In its analysis, “A Tale of Two Polar Vortices,” Morningstar says PJM’s fuel security analysis had touted the reliability of its system following the fundamental changes to its power generation portfolio, and the most recent polar vortex provided the first test case of those assumptions. The analysis notes power and natural gas prices stayed relatively subdued in the face of higher demand and operational challenges on the pipeline system, highlighting the improvements made to the grid and PJM’s ability to reliably meet demand in spite of generational weather systems.
In January, Midwest temperatures hit historic lows, with some areas breaking decades-old records for cold. Temperatures in Chicago hit negative 23 degrees F, with wind chills making it feel 30 degrees colder, Morningstar describes.
The polar vortex of 2014 saw U.S. heating degree days in January hit 957. Morningstar says although January 2019 started on the moderate side, it definitely ended much colder, with 854 heating days. The National Oceanic and Atmospheric Administration’s December 2018 forecast predicted 885 heating days for January, which overshot the actual amount by 31 heating degree days.
The monthly peak load on the PJM system in January exceeded 2014’s mark by slightly more than 3,800 megawatts: 139,000 MW compared with 135,000 MW. Morningstar notes the historic cold also generated an uptick in natural gas demand, with lower-48 residential/commercial consumption slightly above the 2014 level of 52 billion cubic feet a day.
“Although some areas along PJM’s periphery in the Midwest experienced considerable challenges, the PJM region itself performed pretty well during (the) cold snap,” Morningstar writes. “Despite operational challenges from freeze-offs and pipeline disruptions, natural gas prices showed considerable resiliency.”
Increased Gas Generation
While there are similarities between the 2014 and 2019 polar vortices, Morningstar says one of the largest differences lies in changes to the electricity generation stack and the supply of natural gas.
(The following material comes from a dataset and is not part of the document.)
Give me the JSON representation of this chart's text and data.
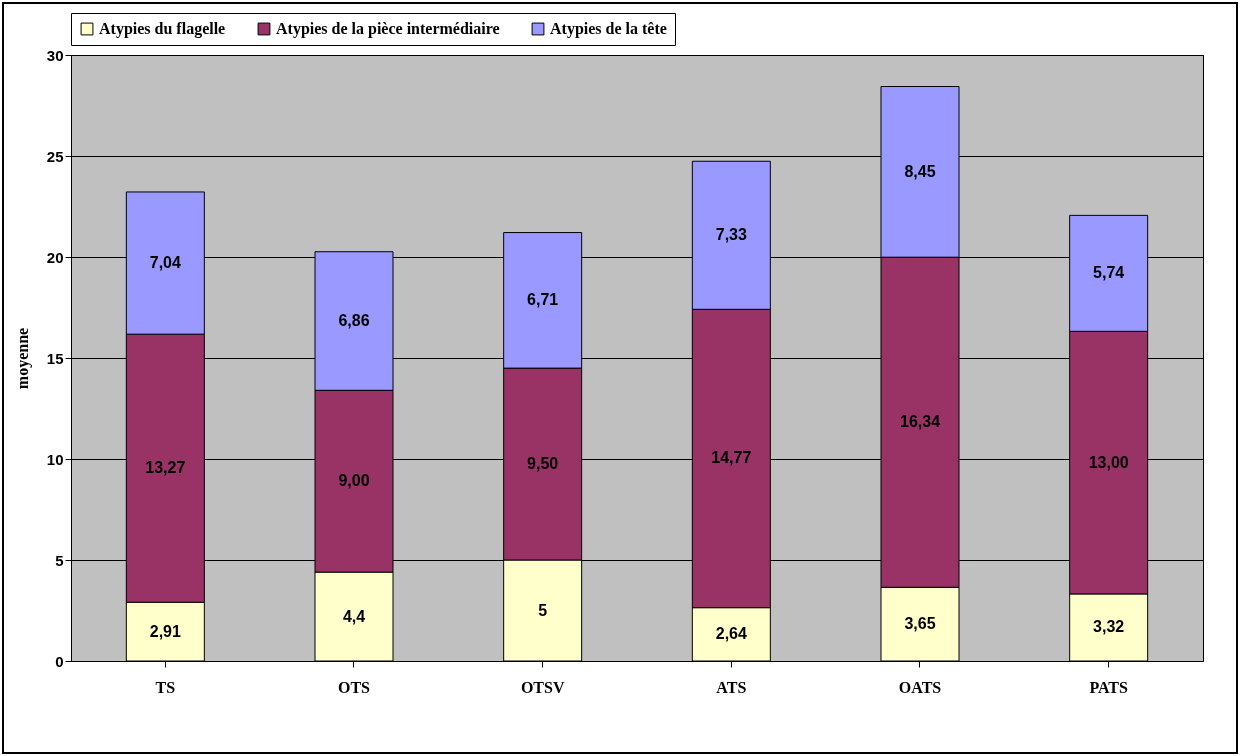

Gas production increases during those five years, with lower-48 output growing 16 Bcf/d, to 86 Bcf/d in January. The analysis points to easy access to affordable Marcellus/Utica shale gas during the past five years as the reason for increased PJM gas generation. Morningstar also points to improvements in the pipeline transport network as helping keeping gas prices generally low.
According to the analysis, changes to the generation stack primarily came from coal-fired plants switching to natural gas. In January 2014, coal represented slightly more than 50 percent of PJM electricity generation, while natural gas accounted for 13 percent. By January 2019, coal generation is delivering 29 percent of PJM’s generation, falling slightly behind the 30 percent generated by natural gas, Morningstar observes.
During January’s peak cold event, coal generation as a percentage of total generation only hit 37 percent, Morningstar reports. It points out coal generation peaked briefly at 40 percent on Jan. 21, likely because of the TETCO natural gas pipeline explosion in Southeast Ohio, adding despite the pipeline interruptions, the natural gas system adjusted quickly.
Power prices remained relatively stable during the 2019 polar vortex when compared with the 2014 event, the analysis says. PJM day-ahead on-peak prices in January 2014 settled at $168.89/MW, compared with $37.37/MW five years later. Morningstar notes natural gas prices also settled at lower levels during January 2019. The NGI daily Appalachian average for the month came in slightly above $3.00 a million Btus, versus slightly more than $20/MMBtu in January 2014.
“Although coal generation moved up in response to greater demand this time around, the natural gas sector showed immense flexibility in the face of the latest weather event, which may spell lower prices in the years to come,” Morningstar predicts.